Spring HttpInvoker vulnerable to recent deserialization exploit before authentication?

Question

The recent Foxglove Security article on Java deserialization attacks with links to example code for targeting major app servers, as well as Spring and Groovy apps, is raising lots of consternation. The article states that these exploits bypass authentication because the object payload is deserialized before authentication checks are done. It doesn't specifically name or discuss Spring HttpInvoker, though, and I haven't been able to find a clear statement on this elsewhere.

For remote services exposed via Spring HttpInvoker, using Spring Security with Basic authentication, would the authentication check be performed before the (potentially malicious) object payload is deserialized? Or does the article's assertion that "authentication won't protect you from this attack" apply to HttpInvoker services as well?

Answer 1

Decided to test this out on my own. To test the sequence of events in processing an inbound HTTP Invoker service call, I set up a simple little Spring Boot starter app as follows:

• One HelloWorld service exposing one simple hello() method that takes a custom HelloDto object as an input parameter.
• Custom serialization logic in HelloDto to log both serialization and deserialization.
• Spring Security Basic authentication used to protect the service.

I cranked logging up to Debug level for Spring Security and Spring Remoting, then invoked the HelloWorldService remotely via a simple JUnit test client. I confirmed via the console log that Spring Security is both authenticating and authorizing the caller before the deserialization occurs.

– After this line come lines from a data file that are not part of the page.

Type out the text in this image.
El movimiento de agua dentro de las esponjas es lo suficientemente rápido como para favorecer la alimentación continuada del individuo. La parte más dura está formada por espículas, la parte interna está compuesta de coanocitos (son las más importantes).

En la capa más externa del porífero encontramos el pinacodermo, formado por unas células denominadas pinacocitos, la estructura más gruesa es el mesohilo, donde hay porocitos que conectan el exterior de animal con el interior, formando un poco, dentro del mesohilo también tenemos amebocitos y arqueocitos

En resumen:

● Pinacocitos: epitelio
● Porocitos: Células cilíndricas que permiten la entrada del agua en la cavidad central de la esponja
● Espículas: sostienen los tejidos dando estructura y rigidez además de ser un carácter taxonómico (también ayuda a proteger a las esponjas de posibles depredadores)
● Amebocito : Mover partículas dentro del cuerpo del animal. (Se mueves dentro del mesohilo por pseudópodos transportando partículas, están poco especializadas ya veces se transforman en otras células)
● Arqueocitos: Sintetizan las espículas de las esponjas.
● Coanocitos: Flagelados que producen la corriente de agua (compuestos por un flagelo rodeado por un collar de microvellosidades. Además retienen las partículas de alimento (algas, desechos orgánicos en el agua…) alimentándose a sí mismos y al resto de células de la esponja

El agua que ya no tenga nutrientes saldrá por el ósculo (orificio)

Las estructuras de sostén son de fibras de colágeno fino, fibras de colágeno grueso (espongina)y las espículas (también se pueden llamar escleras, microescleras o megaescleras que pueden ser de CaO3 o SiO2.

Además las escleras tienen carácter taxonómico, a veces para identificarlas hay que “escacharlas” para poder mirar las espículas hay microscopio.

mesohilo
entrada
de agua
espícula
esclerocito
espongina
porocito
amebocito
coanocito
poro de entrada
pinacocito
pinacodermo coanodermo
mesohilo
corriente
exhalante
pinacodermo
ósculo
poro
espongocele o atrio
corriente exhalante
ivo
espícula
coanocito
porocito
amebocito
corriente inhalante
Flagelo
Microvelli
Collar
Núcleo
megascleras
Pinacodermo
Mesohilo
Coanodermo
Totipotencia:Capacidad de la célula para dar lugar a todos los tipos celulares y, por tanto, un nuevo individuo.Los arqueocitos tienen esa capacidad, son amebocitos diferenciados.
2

As I thought through the sequence of events, this makes sense. Spring Security is implemented as a filter chain whereas the HTTP Invoker logic is handled by a DispatcherServlet that would logically get control after the filters have executed up-front.

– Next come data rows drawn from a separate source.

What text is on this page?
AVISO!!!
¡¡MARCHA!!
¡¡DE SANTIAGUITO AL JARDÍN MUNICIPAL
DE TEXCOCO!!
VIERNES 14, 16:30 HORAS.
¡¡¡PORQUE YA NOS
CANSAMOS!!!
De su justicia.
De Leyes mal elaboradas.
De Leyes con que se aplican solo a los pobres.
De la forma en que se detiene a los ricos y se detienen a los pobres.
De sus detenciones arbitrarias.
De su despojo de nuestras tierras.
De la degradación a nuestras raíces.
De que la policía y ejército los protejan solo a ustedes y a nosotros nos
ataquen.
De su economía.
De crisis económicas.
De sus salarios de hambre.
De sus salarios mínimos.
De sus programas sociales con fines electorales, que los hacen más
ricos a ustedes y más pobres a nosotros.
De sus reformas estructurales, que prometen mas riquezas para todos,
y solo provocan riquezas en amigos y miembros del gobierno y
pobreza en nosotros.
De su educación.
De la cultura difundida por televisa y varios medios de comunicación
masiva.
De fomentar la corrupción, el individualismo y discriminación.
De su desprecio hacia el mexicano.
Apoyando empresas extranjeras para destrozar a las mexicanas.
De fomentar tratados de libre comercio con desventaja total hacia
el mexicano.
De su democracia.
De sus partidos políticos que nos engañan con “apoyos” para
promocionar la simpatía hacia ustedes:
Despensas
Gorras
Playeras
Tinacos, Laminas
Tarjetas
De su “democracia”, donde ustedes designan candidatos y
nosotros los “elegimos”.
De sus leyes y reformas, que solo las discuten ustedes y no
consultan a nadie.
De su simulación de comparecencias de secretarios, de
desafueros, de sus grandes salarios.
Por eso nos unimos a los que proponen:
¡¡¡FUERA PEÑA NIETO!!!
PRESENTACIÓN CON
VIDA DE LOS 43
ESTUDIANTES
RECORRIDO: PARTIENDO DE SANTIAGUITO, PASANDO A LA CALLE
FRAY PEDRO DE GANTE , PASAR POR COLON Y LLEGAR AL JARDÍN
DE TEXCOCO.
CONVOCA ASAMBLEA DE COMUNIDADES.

If any of the Spring gurus can confirm that this is an accurate interpretation (or especially if there are any obscure "edge cases" where deserialization could still bite us before the caller is authenticated), that would be much appreciated.

Answer 2

I'd google for the ysoserial payload generator. Create payloads with each option and then curl it to your endpoint with the correct content type set. We did that here at my work and were amazed that we could execute code remotely on our dev servers.